The wooden U.S. flag, made by Germantown, Md. resident James Shelton and his son, Forrest, was intended as gift in honor of National First Responders Day. The flag is black and white but for a blue line across the lower third. He made a similar one with a red line through it and gave that one to a local fire station.
Thank you to resident James Shelton, who presented Montgomery County 5th District officers with a wooden American Flag that he had made in recognition of National First Responders Day. The flag will be displayed in the 5th District Station. pic.twitter.com/kbAI32xHkY— Montgomery County Department of Police (@mcpnews) October 30, 2019
When pictures of the Sheltons were posted to the Facebook page of the Montgomery County Police Department, however, some members of the community took umbrage at the symbolism. Some noted that the blue line is a reference to the Blue Lives Matter movement, which is considered in some circles to be a racially tinged response to the Black Lives Matter.
Others said the non-standard flag had no business hanging in a public building anyway.
But the majority of the comments were, by far, supportive of the gesture.
Following the complaints, Montgomery County Marc Elrich told officers at the station to keep the flag under wraps.
“The flag provides a symbol of support to some but it is a symbol of dismissiveness to others,” he said in a statement. “Because it is divisive, the flag will not be posted at the 5th District nor in any public space within the Police Department.”
As word of the controversy trickled out, Maryland Republican Governor, Larry Hogan, weighed in. In a twitter post, he declared himself “offended and disgusted.”
Later, on Facebook, he posted pictures of himself standing in front of similar flags in government buildings across the state.

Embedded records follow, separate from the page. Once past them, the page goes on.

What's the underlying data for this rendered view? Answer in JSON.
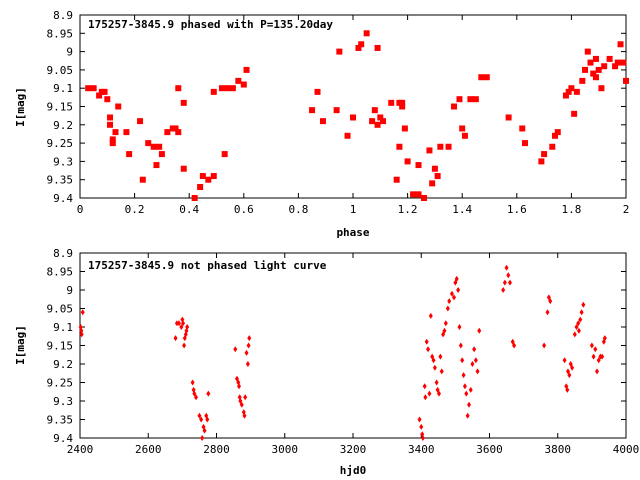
{
  "chart_data": [
    {
      "type": "scatter",
      "title": "175257-3845.9 phased with P=135.20day",
      "xlabel": "phase",
      "ylabel": "I[mag]",
      "xlim": [
        0,
        2
      ],
      "ylim": [
        9.4,
        8.9
      ],
      "y_inverted": true,
      "grid": false,
      "marker": "filled square",
      "marker_color": "#ff0000",
      "x_ticks": [
        "0",
        "0.2",
        "0.4",
        "0.6",
        "0.8",
        "1",
        "1.2",
        "1.4",
        "1.6",
        "1.8",
        "2"
      ],
      "y_ticks": [
        "8.9",
        "8.95",
        "9",
        "9.05",
        "9.1",
        "9.15",
        "9.2",
        "9.25",
        "9.3",
        "9.35",
        "9.4"
      ],
      "series": [
        {
          "points": [
            [
              0.03,
              9.1
            ],
            [
              0.05,
              9.1
            ],
            [
              0.07,
              9.12
            ],
            [
              0.08,
              9.11
            ],
            [
              0.09,
              9.11
            ],
            [
              0.1,
              9.13
            ],
            [
              0.11,
              9.18
            ],
            [
              0.11,
              9.2
            ],
            [
              0.12,
              9.24
            ],
            [
              0.12,
              9.25
            ],
            [
              0.14,
              9.15
            ],
            [
              0.13,
              9.22
            ],
            [
              0.17,
              9.22
            ],
            [
              0.18,
              9.28
            ],
            [
              0.22,
              9.19
            ],
            [
              0.23,
              9.35
            ],
            [
              0.25,
              9.25
            ],
            [
              0.27,
              9.26
            ],
            [
              0.28,
              9.31
            ],
            [
              0.29,
              9.26
            ],
            [
              0.3,
              9.28
            ],
            [
              0.32,
              9.22
            ],
            [
              0.34,
              9.21
            ],
            [
              0.35,
              9.21
            ],
            [
              0.36,
              9.22
            ],
            [
              0.36,
              9.1
            ],
            [
              0.38,
              9.14
            ],
            [
              0.38,
              9.32
            ],
            [
              0.42,
              9.4
            ],
            [
              0.44,
              9.37
            ],
            [
              0.45,
              9.34
            ],
            [
              0.47,
              9.35
            ],
            [
              0.49,
              9.34
            ],
            [
              0.49,
              9.11
            ],
            [
              0.52,
              9.1
            ],
            [
              0.53,
              9.28
            ],
            [
              0.54,
              9.1
            ],
            [
              0.56,
              9.1
            ],
            [
              0.58,
              9.08
            ],
            [
              0.6,
              9.09
            ],
            [
              0.61,
              9.05
            ],
            [
              0.85,
              9.16
            ],
            [
              0.87,
              9.11
            ],
            [
              0.89,
              9.19
            ],
            [
              0.94,
              9.16
            ],
            [
              0.95,
              9.0
            ],
            [
              0.98,
              9.23
            ],
            [
              1.0,
              9.18
            ],
            [
              1.02,
              8.99
            ],
            [
              1.03,
              8.98
            ],
            [
              1.05,
              8.95
            ],
            [
              1.07,
              9.19
            ],
            [
              1.08,
              9.16
            ],
            [
              1.09,
              9.2
            ],
            [
              1.09,
              8.99
            ],
            [
              1.1,
              9.18
            ],
            [
              1.11,
              9.19
            ],
            [
              1.14,
              9.14
            ],
            [
              1.16,
              9.35
            ],
            [
              1.17,
              9.14
            ],
            [
              1.18,
              9.14
            ],
            [
              1.17,
              9.26
            ],
            [
              1.18,
              9.15
            ],
            [
              1.19,
              9.21
            ],
            [
              1.2,
              9.3
            ],
            [
              1.22,
              9.39
            ],
            [
              1.24,
              9.31
            ],
            [
              1.24,
              9.39
            ],
            [
              1.26,
              9.4
            ],
            [
              1.28,
              9.27
            ],
            [
              1.29,
              9.36
            ],
            [
              1.3,
              9.32
            ],
            [
              1.31,
              9.34
            ],
            [
              1.32,
              9.26
            ],
            [
              1.35,
              9.26
            ],
            [
              1.37,
              9.15
            ],
            [
              1.39,
              9.13
            ],
            [
              1.4,
              9.21
            ],
            [
              1.41,
              9.23
            ],
            [
              1.43,
              9.13
            ],
            [
              1.45,
              9.13
            ],
            [
              1.47,
              9.07
            ],
            [
              1.49,
              9.07
            ],
            [
              1.57,
              9.18
            ],
            [
              1.62,
              9.21
            ],
            [
              1.63,
              9.25
            ],
            [
              1.69,
              9.3
            ],
            [
              1.7,
              9.28
            ],
            [
              1.73,
              9.26
            ],
            [
              1.74,
              9.23
            ],
            [
              1.75,
              9.22
            ],
            [
              1.78,
              9.12
            ],
            [
              1.79,
              9.11
            ],
            [
              1.8,
              9.1
            ],
            [
              1.81,
              9.17
            ],
            [
              1.82,
              9.11
            ],
            [
              1.84,
              9.08
            ],
            [
              1.85,
              9.05
            ],
            [
              1.86,
              9.0
            ],
            [
              1.87,
              9.03
            ],
            [
              1.88,
              9.06
            ],
            [
              1.89,
              9.02
            ],
            [
              1.89,
              9.07
            ],
            [
              1.9,
              9.05
            ],
            [
              1.91,
              9.1
            ],
            [
              1.92,
              9.04
            ],
            [
              1.94,
              9.02
            ],
            [
              1.96,
              9.04
            ],
            [
              1.97,
              9.03
            ],
            [
              1.98,
              8.98
            ],
            [
              1.99,
              9.03
            ],
            [
              2.0,
              9.08
            ]
          ]
        }
      ]
    },
    {
      "type": "scatter",
      "title": "175257-3845.9 not phased light curve",
      "xlabel": "hjd0",
      "ylabel": "I[mag]",
      "xlim": [
        2400,
        4000
      ],
      "ylim": [
        9.4,
        8.9
      ],
      "y_inverted": true,
      "grid": false,
      "marker": "small diamond",
      "marker_color": "#ff0000",
      "x_ticks": [
        "2400",
        "2600",
        "2800",
        "3000",
        "3200",
        "3400",
        "3600",
        "3800",
        "4000"
      ],
      "y_ticks": [
        "8.9",
        "8.95",
        "9",
        "9.05",
        "9.1",
        "9.15",
        "9.2",
        "9.25",
        "9.3",
        "9.35",
        "9.4"
      ],
      "series": [
        {
          "points": [
            [
              2402,
              9.1
            ],
            [
              2404,
              9.11
            ],
            [
              2405,
              9.12
            ],
            [
              2408,
              9.06
            ],
            [
              2680,
              9.13
            ],
            [
              2684,
              9.09
            ],
            [
              2690,
              9.09
            ],
            [
              2697,
              9.1
            ],
            [
              2700,
              9.08
            ],
            [
              2702,
              9.09
            ],
            [
              2705,
              9.15
            ],
            [
              2707,
              9.13
            ],
            [
              2710,
              9.12
            ],
            [
              2712,
              9.11
            ],
            [
              2714,
              9.1
            ],
            [
              2730,
              9.25
            ],
            [
              2733,
              9.27
            ],
            [
              2735,
              9.28
            ],
            [
              2740,
              9.29
            ],
            [
              2750,
              9.34
            ],
            [
              2755,
              9.35
            ],
            [
              2758,
              9.4
            ],
            [
              2762,
              9.37
            ],
            [
              2765,
              9.38
            ],
            [
              2770,
              9.34
            ],
            [
              2773,
              9.35
            ],
            [
              2776,
              9.28
            ],
            [
              2855,
              9.16
            ],
            [
              2860,
              9.24
            ],
            [
              2864,
              9.25
            ],
            [
              2866,
              9.26
            ],
            [
              2868,
              9.29
            ],
            [
              2870,
              9.3
            ],
            [
              2874,
              9.31
            ],
            [
              2880,
              9.33
            ],
            [
              2882,
              9.34
            ],
            [
              2884,
              9.29
            ],
            [
              2888,
              9.17
            ],
            [
              2892,
              9.2
            ],
            [
              2894,
              9.15
            ],
            [
              2896,
              9.13
            ],
            [
              3395,
              9.35
            ],
            [
              3400,
              9.37
            ],
            [
              3403,
              9.39
            ],
            [
              3405,
              9.4
            ],
            [
              3410,
              9.26
            ],
            [
              3412,
              9.29
            ],
            [
              3416,
              9.14
            ],
            [
              3420,
              9.16
            ],
            [
              3424,
              9.28
            ],
            [
              3428,
              9.07
            ],
            [
              3432,
              9.18
            ],
            [
              3436,
              9.19
            ],
            [
              3440,
              9.21
            ],
            [
              3445,
              9.25
            ],
            [
              3448,
              9.27
            ],
            [
              3452,
              9.28
            ],
            [
              3456,
              9.18
            ],
            [
              3460,
              9.22
            ],
            [
              3464,
              9.12
            ],
            [
              3468,
              9.11
            ],
            [
              3472,
              9.09
            ],
            [
              3478,
              9.05
            ],
            [
              3482,
              9.03
            ],
            [
              3490,
              9.01
            ],
            [
              3496,
              9.02
            ],
            [
              3500,
              8.98
            ],
            [
              3504,
              8.97
            ],
            [
              3508,
              9.0
            ],
            [
              3512,
              9.1
            ],
            [
              3516,
              9.15
            ],
            [
              3520,
              9.19
            ],
            [
              3524,
              9.23
            ],
            [
              3528,
              9.26
            ],
            [
              3532,
              9.28
            ],
            [
              3536,
              9.34
            ],
            [
              3540,
              9.31
            ],
            [
              3545,
              9.27
            ],
            [
              3550,
              9.2
            ],
            [
              3555,
              9.16
            ],
            [
              3560,
              9.19
            ],
            [
              3565,
              9.22
            ],
            [
              3570,
              9.11
            ],
            [
              3640,
              9.0
            ],
            [
              3645,
              8.98
            ],
            [
              3650,
              8.94
            ],
            [
              3655,
              8.96
            ],
            [
              3660,
              8.98
            ],
            [
              3668,
              9.14
            ],
            [
              3672,
              9.15
            ],
            [
              3760,
              9.15
            ],
            [
              3770,
              9.06
            ],
            [
              3774,
              9.02
            ],
            [
              3778,
              9.03
            ],
            [
              3820,
              9.19
            ],
            [
              3825,
              9.26
            ],
            [
              3828,
              9.27
            ],
            [
              3830,
              9.22
            ],
            [
              3834,
              9.23
            ],
            [
              3838,
              9.2
            ],
            [
              3842,
              9.21
            ],
            [
              3850,
              9.12
            ],
            [
              3855,
              9.1
            ],
            [
              3860,
              9.09
            ],
            [
              3862,
              9.11
            ],
            [
              3866,
              9.08
            ],
            [
              3870,
              9.06
            ],
            [
              3875,
              9.04
            ],
            [
              3900,
              9.15
            ],
            [
              3905,
              9.18
            ],
            [
              3910,
              9.16
            ],
            [
              3915,
              9.22
            ],
            [
              3920,
              9.19
            ],
            [
              3925,
              9.18
            ],
            [
              3930,
              9.18
            ],
            [
              3935,
              9.14
            ],
            [
              3938,
              9.13
            ]
          ]
        }
      ]
    }
  ]
}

We have been proud to hang these Thin Blue Line flags in Government House to honor the service and sacrifice of our…Posted by Governor Larry Hogan on Sunday, November 3, 2019
“It is simply not appropriate or acceptable for the county executive to arbitrarily ban police officers from displaying a Thin Blue Line flag that was donated to them by a young boy in honor of National First Responders Day,” Hogan wrote.